The last chapter of Malcolm Gladwell’s book Blink introduced me to the concept of screens used for orchestra auditions. For those that are unfamiliar: a screen is set up to hide the identity of the performer from those evaluating the candidate.
Using data from actual auditions in an individual fixed-effects framework, we find that the screen increases by 51% the probability a woman will be advanced out of certain preliminary rounds. The screen also enhances, by severalfold, the likelihood a female contestant will be the winner in the final round.
Claudia Goldin, Cecilia Rouse - Orchestrating Impartiality: The Impact of “Blind” Auditions on Female Musicians
These findings got me thinking about possible ways to apply this to the interview process for technology. For many tech companies, the decision to hire candidates is based on their ability to write code to solve a series of problems, often evaluated via a combination of homework, a technical phone-screen, and in-person interviews. During this process, the candidate’s resume and code is reviewed by multiple people, and bias can arise from surprising sources.
The results show significant discrimination against African-American names: White names receive 50 percent more callbacks for interviews.
Marianne Bertrand, Sendhil Mullainathan - Are Emily and Greg More Employable than Lakisha and Jamal? A Field Experiment on Labor Market Discrimination
A Simple Tool to Remove Bias
As a first step, I decided to build a simple tool for blinding public LinkedIn profiles by hiding data that could be used to infer the race, gender, or age of the candidate. I included the option to hide company and educational institution names to avoid advancing candidates based on pedigree alone.
LinkedIn has an API, but they don’t offer a user’s public profile without that specific user logging in via oAuth. As a result, I had to go the screen-scraping route and process the contents using Nokogiri. This leaves the project in an especially brittle state, where a small change on LinkedIn’s side could mean that the content is rendered incorrectly or that it throws errors.
Public-profiles on LinkedIn use two totally different templates. Here’s an example of my profile and a former colleague’s profile. I’m unable to explain the reasoning for it, but parsing and replacing text within both profiles without completely breaking either required a lot of effort.

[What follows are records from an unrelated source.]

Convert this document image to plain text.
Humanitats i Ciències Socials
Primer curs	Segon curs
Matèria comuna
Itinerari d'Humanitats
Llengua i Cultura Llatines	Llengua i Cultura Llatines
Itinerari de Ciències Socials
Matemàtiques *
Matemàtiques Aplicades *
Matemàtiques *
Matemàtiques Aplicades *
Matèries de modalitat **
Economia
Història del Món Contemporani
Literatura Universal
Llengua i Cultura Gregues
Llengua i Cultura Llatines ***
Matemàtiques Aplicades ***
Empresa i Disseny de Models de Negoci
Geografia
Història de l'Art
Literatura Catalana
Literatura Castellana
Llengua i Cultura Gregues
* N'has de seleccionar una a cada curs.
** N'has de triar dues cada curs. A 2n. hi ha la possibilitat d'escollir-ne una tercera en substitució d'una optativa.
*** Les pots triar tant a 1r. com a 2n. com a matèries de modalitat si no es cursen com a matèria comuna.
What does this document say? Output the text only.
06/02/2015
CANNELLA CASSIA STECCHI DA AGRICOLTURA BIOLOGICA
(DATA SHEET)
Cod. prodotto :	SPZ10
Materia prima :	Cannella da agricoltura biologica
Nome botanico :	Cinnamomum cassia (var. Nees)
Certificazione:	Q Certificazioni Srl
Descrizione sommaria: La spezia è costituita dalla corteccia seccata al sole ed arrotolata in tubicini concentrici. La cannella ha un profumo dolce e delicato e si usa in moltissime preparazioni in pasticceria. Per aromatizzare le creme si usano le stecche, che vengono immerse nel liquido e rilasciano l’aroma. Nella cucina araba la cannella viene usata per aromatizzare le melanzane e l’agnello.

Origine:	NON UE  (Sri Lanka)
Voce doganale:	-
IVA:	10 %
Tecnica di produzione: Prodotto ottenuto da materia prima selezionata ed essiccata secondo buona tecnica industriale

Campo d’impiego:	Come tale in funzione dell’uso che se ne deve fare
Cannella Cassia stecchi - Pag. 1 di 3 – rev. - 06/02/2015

Certain portions of a resume — summaries, volunteer work, and awards — can provide identifying information about the candidate. Some of it made sense to hide, i.e. the user’s co-workers and people in their network, but other information, like awards, seemed too important to omit.
The link you view when browsing LinkedIn isn’t the public profile of the user, and there isn’t an API to convert it to a public profile either. I’m guessing this will lead to a lot of head-scratching and a poor user-experience.
Valid Public Profile Links
Non-Public Profile Links
LinkedIn has a number of anti-screen-scraping protections in place. As an example, this is what happens when you make a request with certain user-agents or from certain IPs.
$ curl -I 'https://www.linkedin.com/in/philipcorliss' HTTP/1.1 999 Request denied Date: Mon, 20 Oct 2014 22:00:20 GMT Server: ATS X-Li-Pop: PROD-ELA4 X-LI-UUID: 24URwzD6nhPwF54ilysAAA== Content-Length: 511 Content-Type: text/html
Next, I intend to integrate with GitHub to create a completely blind code review tool that companies can use to assign coding challenges to candidates.
Code & Link
There’s no code provided for this project as it’s a mess of untested spaghetti mostly built as a proof of concept. But you can visit and use the project freely at BadBias.herokuapp.com.